From the October 2 edition of MSNBC's Morning Joe:
JOE SCARBOROUGH: Charles, an impassioned plea by the president. I do wonder though, yes, there is mentally illness across the globe, but I guess Howard would probably agree with me that some European countries are far more advanced in taking care of mental illness than we in America are. I mean, we've been dragging out feet. What do we do if you're a defender of the Second Amendment but you find these attacks abhorrent and states like Oregon had done “all the right things.” What can we do to keep guns out of the hands of people with mental illnesses.
CHARLES C.W. COOKE: Look, I think it's very difficult and I think that it's different. There's a difference between saying are we upset? Yes, we are. And is the president upset? Yes he is. And does the president have the slightest clue as to how we fix this? I mean, let's look at what he proposed in the past. He proposed universal background checks. Now, Oregon had background checks as you say. The argument for universal background checks is that guns can come in from other states, but that's an anti-crime measure. That doesn't stop mass shootings. No mass shooter seems to get their guns in any sense that would intersect with private sales. They either buy them from a dealer or they get them illegally. Obama also wanted a so-called assault weapons ban. Well that doesn't seem to have much of an effect here either given that the shooter had three handguns. And similarly he had --
SCARBOROUGH: And by the way, Michael Bloomberg, when I was talking to Michael, when I was talking to the mayor after Newtown -- he said the assault weapon ban bill, he goes that's a big bright shiny light. That it's used sometimes and it's horrifying but the mayor talked about, if we're going to reduce gun deaths, he talks about background checks which I support but also the trafficking of it. Isn't it true that only like 3 percent of murders and crimes are committed with guns from people who actually purchase those guns. Isn't this a big trafficking problem too?
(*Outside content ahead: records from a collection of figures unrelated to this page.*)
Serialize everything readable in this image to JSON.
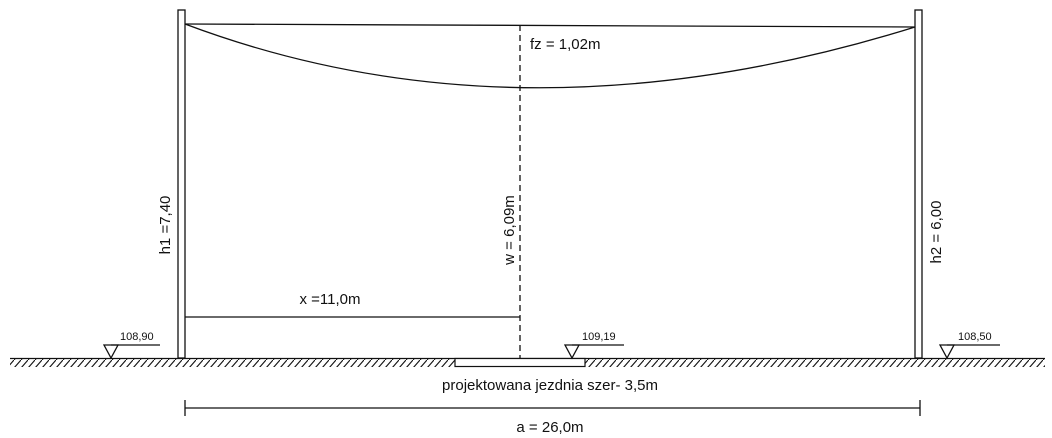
{
  "labels": {
    "sag": "fz  = 1,02m",
    "h1": "h1 =7,40",
    "w": "w = 6,09m",
    "h2": "h2 = 6,00",
    "x": "x =11,0m",
    "level_left": "108,90",
    "level_mid": "109,19",
    "level_right": "108,50",
    "road": "projektowana jezdnia szer- 3,5m",
    "span": "a  = 26,0m"
  }
}
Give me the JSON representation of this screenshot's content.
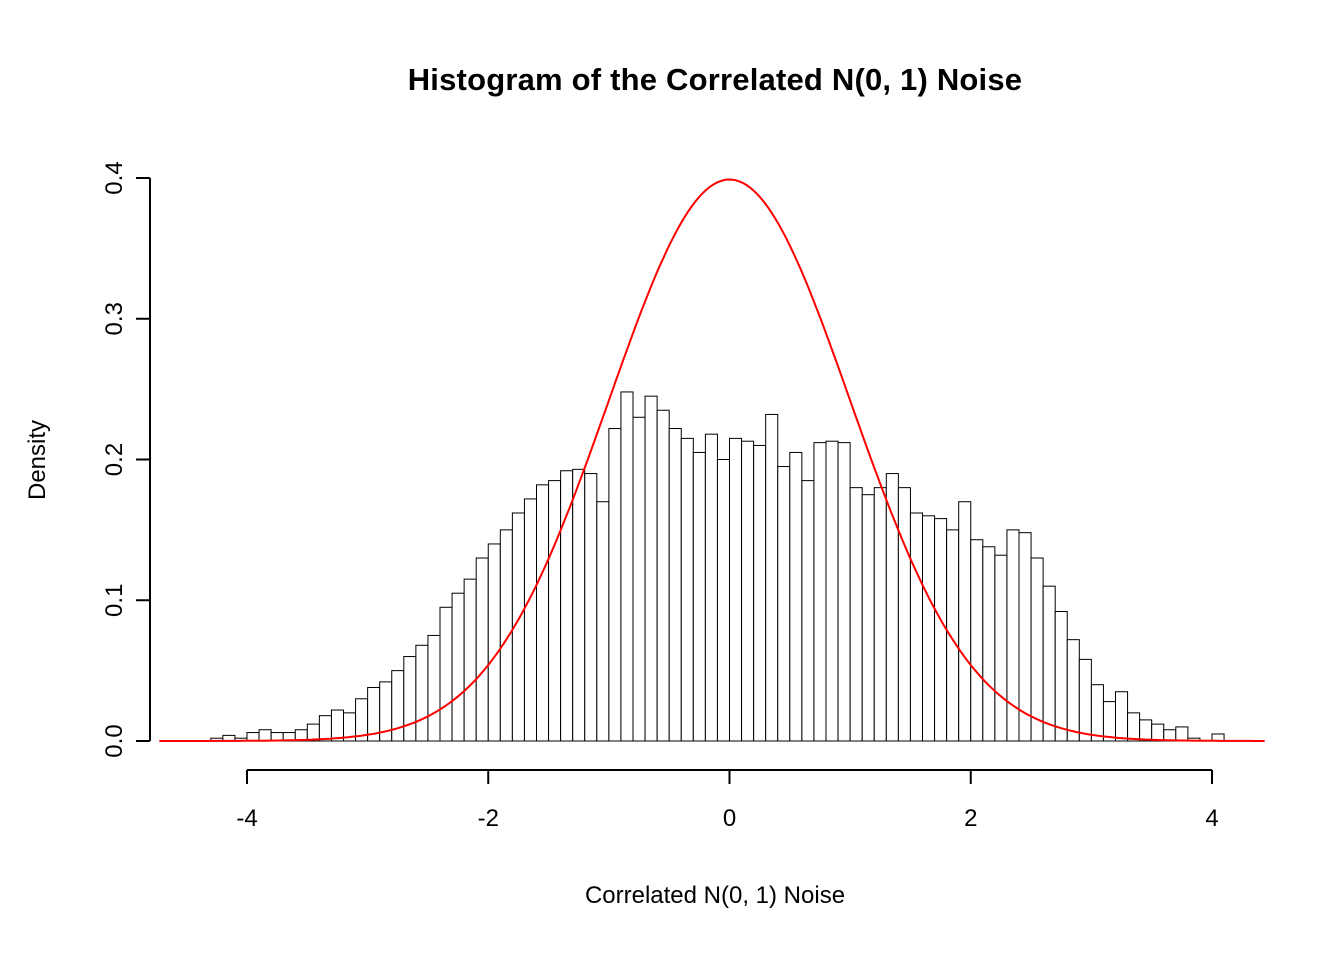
{
  "chart_data": {
    "type": "bar",
    "subtype": "histogram",
    "title": "Histogram of the Correlated N(0, 1) Noise",
    "xlabel": "Correlated N(0, 1) Noise",
    "ylabel": "Density",
    "xlim": [
      -4.72,
      4.45
    ],
    "ylim": [
      0,
      0.4
    ],
    "xticks": [
      -4,
      -2,
      0,
      2,
      4
    ],
    "yticks": [
      0.0,
      0.1,
      0.2,
      0.3,
      0.4
    ],
    "grid": false,
    "legend": "none",
    "bins": {
      "start": -4.3,
      "width": 0.1,
      "densities": [
        0.002,
        0.004,
        0.002,
        0.006,
        0.008,
        0.006,
        0.006,
        0.008,
        0.012,
        0.018,
        0.022,
        0.02,
        0.03,
        0.038,
        0.042,
        0.05,
        0.06,
        0.068,
        0.075,
        0.095,
        0.105,
        0.115,
        0.13,
        0.14,
        0.15,
        0.162,
        0.172,
        0.182,
        0.185,
        0.192,
        0.193,
        0.19,
        0.17,
        0.222,
        0.248,
        0.23,
        0.245,
        0.235,
        0.222,
        0.215,
        0.205,
        0.218,
        0.2,
        0.215,
        0.213,
        0.21,
        0.232,
        0.195,
        0.205,
        0.185,
        0.212,
        0.213,
        0.212,
        0.18,
        0.175,
        0.18,
        0.19,
        0.18,
        0.162,
        0.16,
        0.158,
        0.15,
        0.17,
        0.143,
        0.138,
        0.132,
        0.15,
        0.148,
        0.13,
        0.11,
        0.092,
        0.072,
        0.058,
        0.04,
        0.028,
        0.035,
        0.02,
        0.015,
        0.012,
        0.008,
        0.01,
        0.002,
        0.0,
        0.005
      ]
    },
    "curve": {
      "name": "N(0, 1) density",
      "mean": 0,
      "sd": 1,
      "peak": 0.3989,
      "color": "#ff0000",
      "x_from": -4.72,
      "x_to": 4.45
    },
    "style": {
      "bar_fill": "#ffffff",
      "bar_stroke": "#000000",
      "axis_color": "#000000",
      "background": "#ffffff"
    }
  }
}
COOKE: Sure, sure. But again, we have a problem in the United States with stopping contraband. We've never been able to do it effectively. We couldn't do it during prohibition, we don't do it during the drug war. In fact, if anything, if you look at the way our attitudes towards policing are changing, we're more and more reluctant to go after people, especially minorities and those who would be more vulnerable and search them, and check them for items -- drugs, guns -- that we don't want them to have.